Student officials say they hope to solicit a base of $60,000 a semester, and build the fund to $500,000 by 1993. The program will be administered by the Office of Financial Aid and a financial advisory committee governed by the student association. Half of the money will go to the loan fund, while the rest will be used for investments.

"This program is geared toward keeping black students in school. In addition to government help, we need to start doing for ourselves and stop waiting for other people to come up with solutions for our problems," said student association President Fritz Gerald Jean.

Thus far, the idea has gained widespread endorsement from administrators and students. It was approved recently in a student referendum.

"I think it's a good idea.

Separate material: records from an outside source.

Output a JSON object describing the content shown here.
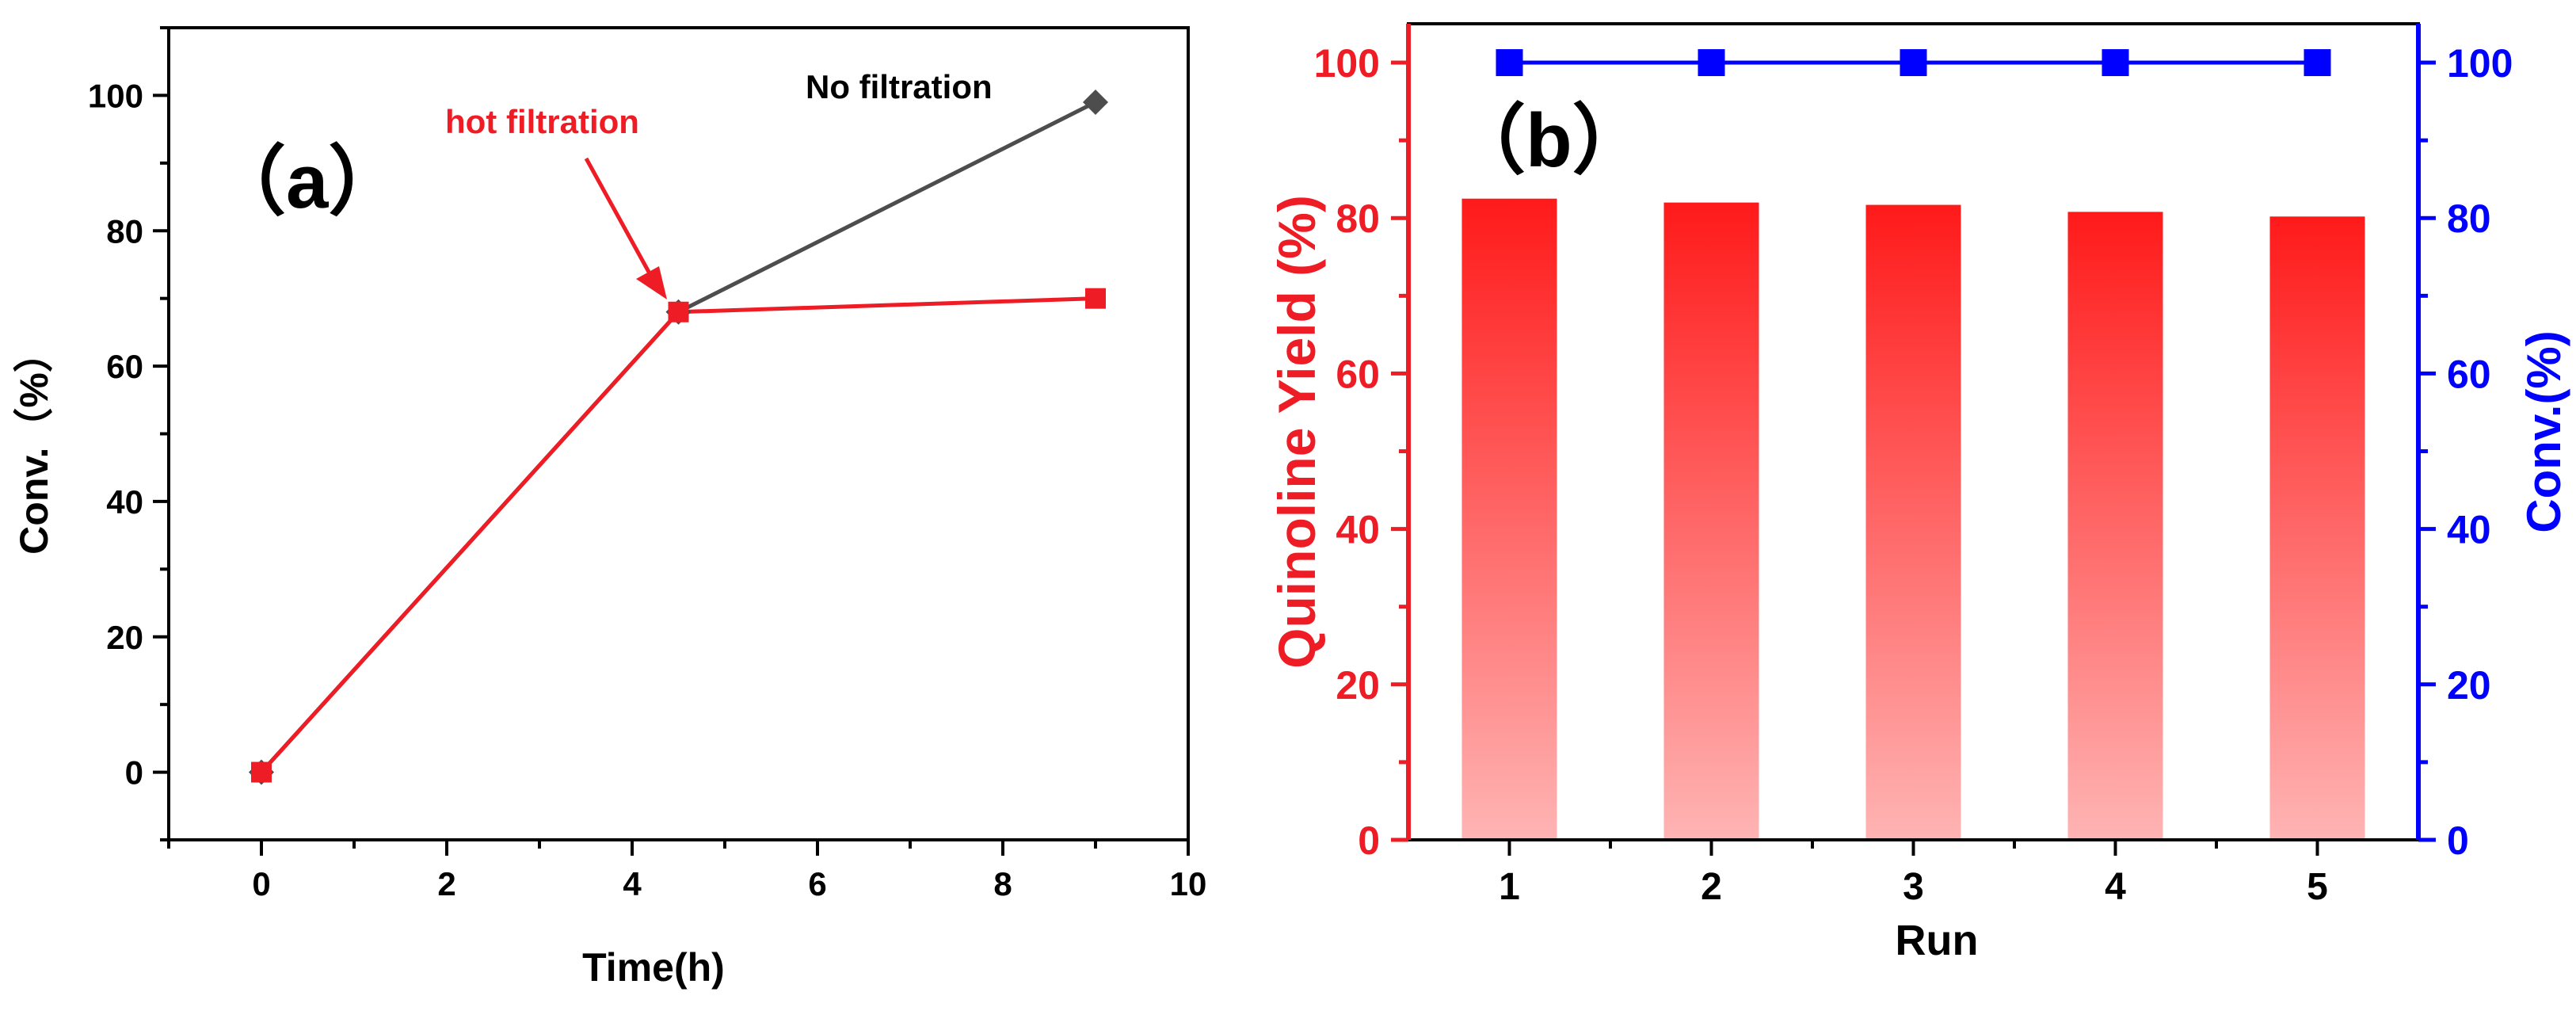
{
  "chart_data": [
    {
      "panel_label": "（a）",
      "type": "line",
      "xlabel": "Time(h)",
      "ylabel": "Conv.（%）",
      "xlim": [
        -1,
        10
      ],
      "ylim": [
        -10,
        110
      ],
      "xticks": [
        "0",
        "2",
        "4",
        "6",
        "8",
        "10"
      ],
      "yticks": [
        "0",
        "20",
        "40",
        "60",
        "80",
        "100"
      ],
      "series": [
        {
          "name": "hot filtration",
          "color": "#ee1c25",
          "marker": "square",
          "x": [
            0,
            4.5,
            9
          ],
          "y": [
            0,
            68,
            70
          ]
        },
        {
          "name": "No filtration",
          "color": "#4d4d4d",
          "marker": "diamond",
          "x": [
            0,
            4.5,
            9
          ],
          "y": [
            0,
            68,
            99
          ]
        }
      ],
      "annotations": [
        {
          "text": "hot filtration",
          "color": "#ee1c25",
          "x": 4.0,
          "y": 96,
          "points_to": [
            4.5,
            70
          ]
        },
        {
          "text": "No filtration",
          "color": "#000000",
          "x": 7.5,
          "y": 101
        }
      ]
    },
    {
      "panel_label": "（b）",
      "type": "bar",
      "xlabel": "Run",
      "ylabel": "Quinoline Yield (%)",
      "ylabel_right": "Conv.(%)",
      "categories": [
        "1",
        "2",
        "3",
        "4",
        "5"
      ],
      "ylim": [
        0,
        105
      ],
      "yticks": [
        "0",
        "20",
        "40",
        "60",
        "80",
        "100"
      ],
      "series": [
        {
          "name": "Quinoline Yield",
          "axis": "left",
          "type": "bar",
          "color": "#ff1a1a",
          "values": [
            82.5,
            82.0,
            81.7,
            80.8,
            80.2
          ]
        },
        {
          "name": "Conv.",
          "axis": "right",
          "type": "line",
          "color": "#0000ff",
          "marker": "square",
          "values": [
            100,
            100,
            100,
            100,
            100
          ]
        }
      ],
      "left_axis_color": "#ee1c25",
      "right_axis_color": "#0000ff"
    }
  ]
}
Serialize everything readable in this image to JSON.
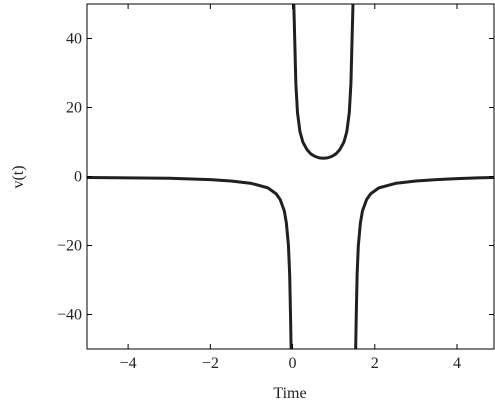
{
  "chart_data": {
    "type": "line",
    "xlabel": "Time",
    "ylabel": "v(t)",
    "xlim": [
      -5,
      4.9
    ],
    "ylim": [
      -50,
      50
    ],
    "x_ticks": [
      -4,
      -2,
      0,
      2,
      4
    ],
    "y_ticks": [
      -40,
      -20,
      0,
      20,
      40
    ],
    "x_tick_labels": [
      "−4",
      "−2",
      "0",
      "2",
      "4"
    ],
    "y_tick_labels": [
      "−40",
      "−20",
      "0",
      "20",
      "40"
    ],
    "grid": false,
    "legend": "none",
    "series": [
      {
        "color": "#231f20",
        "segments": [
          {
            "x": [
              -5,
              -4,
              -3,
              -2,
              -1.5,
              -1,
              -0.6,
              -0.4,
              -0.3,
              -0.2,
              -0.15,
              -0.1,
              -0.07,
              -0.05,
              -0.035,
              -0.025
            ],
            "y": [
              -0.3,
              -0.4,
              -0.5,
              -0.9,
              -1.3,
              -2.0,
              -3.3,
              -5.0,
              -6.7,
              -10,
              -13.5,
              -20,
              -28.5,
              -40,
              -50,
              -50
            ]
          },
          {
            "x": [
              0.02,
              0.03,
              0.05,
              0.08,
              0.12,
              0.18,
              0.25,
              0.35,
              0.45,
              0.55,
              0.65,
              0.75,
              0.85,
              0.95,
              1.05,
              1.15,
              1.25,
              1.32,
              1.38,
              1.42,
              1.45,
              1.47,
              1.48
            ],
            "y": [
              50,
              50,
              41,
              27,
              18.5,
              13,
              10,
              7.8,
              6.5,
              5.8,
              5.4,
              5.3,
              5.4,
              5.8,
              6.5,
              7.8,
              10,
              13,
              18.5,
              27,
              41,
              50,
              50
            ]
          },
          {
            "x": [
              1.525,
              1.535,
              1.55,
              1.57,
              1.6,
              1.65,
              1.7,
              1.8,
              1.9,
              2.1,
              2.5,
              3.0,
              3.5,
              4.0,
              4.5,
              4.9
            ],
            "y": [
              -50,
              -50,
              -40,
              -28.5,
              -20,
              -13.5,
              -10,
              -6.7,
              -5.0,
              -3.3,
              -2.0,
              -1.3,
              -0.9,
              -0.6,
              -0.4,
              -0.3
            ]
          }
        ]
      }
    ]
  }
}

People should be able to give $5 to help another student," said Trinette Jones, a junior communications major. "I know several people who depend on financial aid and if they didn't have some resources, it would be devastating."

The program was the idea of Jean and student association Vice President Craig Bedford, in response to Reagan administration cuts in funding for college education.

Thirty-seven percent of the 12,000 students enrolled at Howard receive some financial aid. Tuition alone for a full-time student at Howard is about $4,000 annually.

In keeping with the association's theme, "Strategies for Black Empowerment in the 21st Century," Jean said, "We have got to think about the future and this program will lead toward financial independence."

Eric Grant, a finance major and chairman of alumni collections for the program, said "Initially, the program is not going to benefit many people. Sixty thousand dollars goes fast. Our goal is to establish a long-term effort that we hope will have a snowball effect."